Doorgaan naar hoofdcontent

Milaan

Nankin, Merlots kleine broer, zit al sinds 17 september op Erasmus in Milaan. En omdat zijn mama Myrtille, stiefpapa Fandango, grote broer Merlot en ikzelf hem eenvoudigweg niet langer dan enkele weken kunnen missen, stapten wij alle vier zo’n anderhalve maand later ook op het vliegtuig met de Italiaanse modehoofdstad als bestemming.

Blanche, een vriendin, vertelde me enkele weken voor ons vertrek dat Milaan maar best de eerste stad kan zijn die je bezoekt in Italië. Als je eerder al een andere Italiaanse stad hebt gezien, zo zei ze, is Milaan een beetje een teleurstelling. Ik hechte er niet veel geloof aan. Ik bedoel, ik was geïnformeerd. Eat, Prey, Love, Letters to Juliet, Under the Tuscan Sun, ik had ze allemaal gezien. En de films zijn het er allemaal over eens: Italië is een land vol zon, rust, idyllische landschappen, lekker licht eten en vooral massa’s pasta!

Toen ik op 1 november 2012 voor de allereerste keer een voet, gehuld in een fashionable bot, aan grond zette in de Italiaanse laars, was de avond al gevallen. Na een warme welkomstknuffel van Nankin was ik klaar om dit eerste stukje van het land vol met m’n lievelingseten te ontdekken… Over het weer en de idyllische landschappen zou ik, gezien het relatief late uur, nog niet meteen een oordeel kunnen vellen. Voor eten daarentegen is het nooit te laat…(*)

Oké, echt waar, hoe het komt dat de Italianen zo mager zijn, ik begrijp het (nog) niet! Wat je als ontbijt aangeboden krijgt, zijn koffiekoeken, croissants, donuts en een heel assortiment aan cakes en taarten. Al krijg je bijna overal naast suiker ook iets Canderel-achtig bij de lekkerste cappuccino’s die ik ooit heb gedronken. Ze maken er al die geraffineerde suikers waaraan ik ’s morgens moet weerstaan niet mee goed, maar ik kan ook niet zeggen dat ze niet proberen.


Het tweede wat me verbaasde, is dat het veel zeldzamer is dan je zou denken om een menukaart in je handen te krijgen waar pasta op staat. De pizza’s daarentegen slingeren ze naar je hoofd. Al moet het gezegd: de Italiaanse pizza’s zijn belachelijk lekker en luchtig. Neem het aan van iemand die nooit pizza zou bestellen als er ook iets anders op de kaart staat en een pizza normaal al na vijf happen beu is.

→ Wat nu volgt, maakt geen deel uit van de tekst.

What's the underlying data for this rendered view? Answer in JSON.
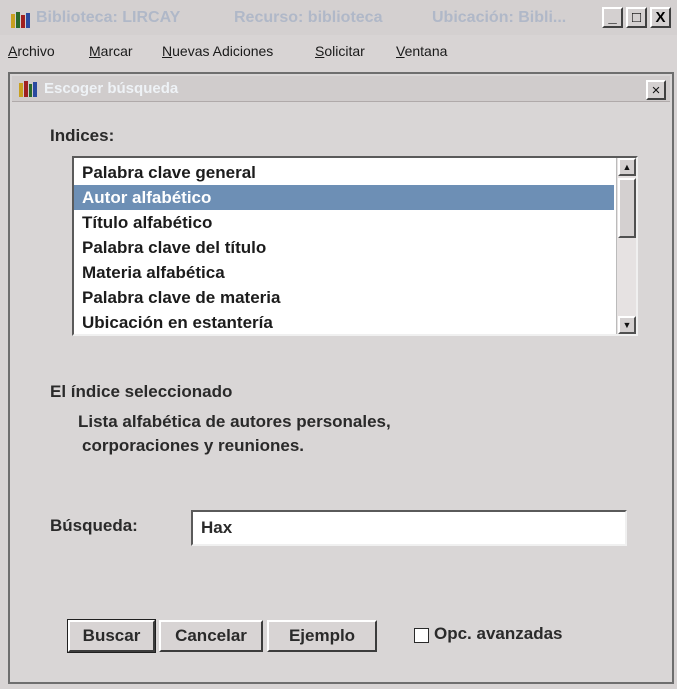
{
  "window": {
    "title_app": "Biblioteca: LIRCAY",
    "title_resource": "Recurso: biblioteca",
    "title_location": "Ubicación: Bibli...",
    "minimize_glyph": "_",
    "maximize_glyph": "□",
    "close_glyph": "X"
  },
  "menu": {
    "items": [
      {
        "first": "A",
        "rest": "rchivo"
      },
      {
        "first": "M",
        "rest": "arcar"
      },
      {
        "first": "N",
        "rest": "uevas Adiciones"
      },
      {
        "first": "S",
        "rest": "olicitar"
      },
      {
        "first": "V",
        "rest": "entana"
      }
    ]
  },
  "dialog": {
    "title": "Escoger búsqueda",
    "close_glyph": "×",
    "indices_label": "Indices:",
    "indices": [
      "Palabra clave general",
      "Autor alfabético",
      "Título alfabético",
      "Palabra clave del título",
      "Materia alfabética",
      "Palabra clave de materia",
      "Ubicación en estantería"
    ],
    "selected_index": 1,
    "selected_label": "El índice seleccionado",
    "description_line1": "Lista alfabética de autores personales,",
    "description_line2": "corporaciones y reuniones.",
    "search_label": "Búsqueda:",
    "search_value": "Hax",
    "buttons": {
      "search": "Buscar",
      "cancel": "Cancelar",
      "example": "Ejemplo"
    },
    "advanced_label": "Opc. avanzadas",
    "advanced_checked": false
  },
  "colors": {
    "selection": "#6d8fb5",
    "titlebar_text": "#b0b8c8"
  }
}
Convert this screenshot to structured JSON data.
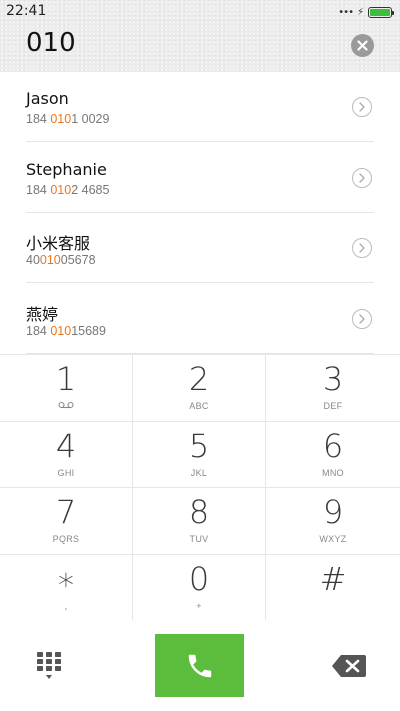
{
  "status_bar": {
    "time": "22:41",
    "signal": "•••",
    "charging": "⚡",
    "battery_level": 1.0
  },
  "dialer": {
    "number": "010"
  },
  "contacts": [
    {
      "name": "Jason",
      "number_pre": "184 ",
      "number_match": "010",
      "number_post": "1 0029"
    },
    {
      "name": "Stephanie",
      "number_pre": "184 ",
      "number_match": "010",
      "number_post": "2 4685"
    },
    {
      "name": "小米客服",
      "number_pre": "40",
      "number_match": "010",
      "number_post": "05678"
    },
    {
      "name": "燕婷",
      "number_pre": "184 ",
      "number_match": "010",
      "number_post": "15689"
    }
  ],
  "keypad": [
    {
      "digit": "1",
      "sub": ""
    },
    {
      "digit": "2",
      "sub": "ABC"
    },
    {
      "digit": "3",
      "sub": "DEF"
    },
    {
      "digit": "4",
      "sub": "GHI"
    },
    {
      "digit": "5",
      "sub": "JKL"
    },
    {
      "digit": "6",
      "sub": "MNO"
    },
    {
      "digit": "7",
      "sub": "PQRS"
    },
    {
      "digit": "8",
      "sub": "TUV"
    },
    {
      "digit": "9",
      "sub": "WXYZ"
    },
    {
      "digit": "∗",
      "sub": ","
    },
    {
      "digit": "0",
      "sub": "+"
    },
    {
      "digit": "#",
      "sub": ""
    }
  ],
  "icons": {
    "key_1_sub": "voicemail-icon",
    "clear": "clear-icon",
    "detail": "chevron-right-icon",
    "keypad_toggle": "dialpad-icon",
    "call": "phone-icon",
    "backspace": "backspace-icon"
  },
  "colors": {
    "accent_match": "#e87722",
    "call_green": "#5bbd3b",
    "battery_green": "#3cbf3c"
  }
}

Twee pizza’s heb ik gegeten in Italië: een Pizza Quattro Stagioni – met tomatensaus, mozzarella, artisjokken, zwarte olijven, paddenstoelen en prosciutto – en een Pizza Parmigiana – met tomatensaus, gegrilde aubergine, mozzarella en Parmezaanse kaas, echt een onvoorstelbaar lekkere combinatie. Met mijn eerste echte Italiaanse pizza proefde ik meteen ook voor het eerst artisjokken en mijn tweede pizza herinnerde me eraan dat ik dringend eens Parmigiana di Melanzane moet maken.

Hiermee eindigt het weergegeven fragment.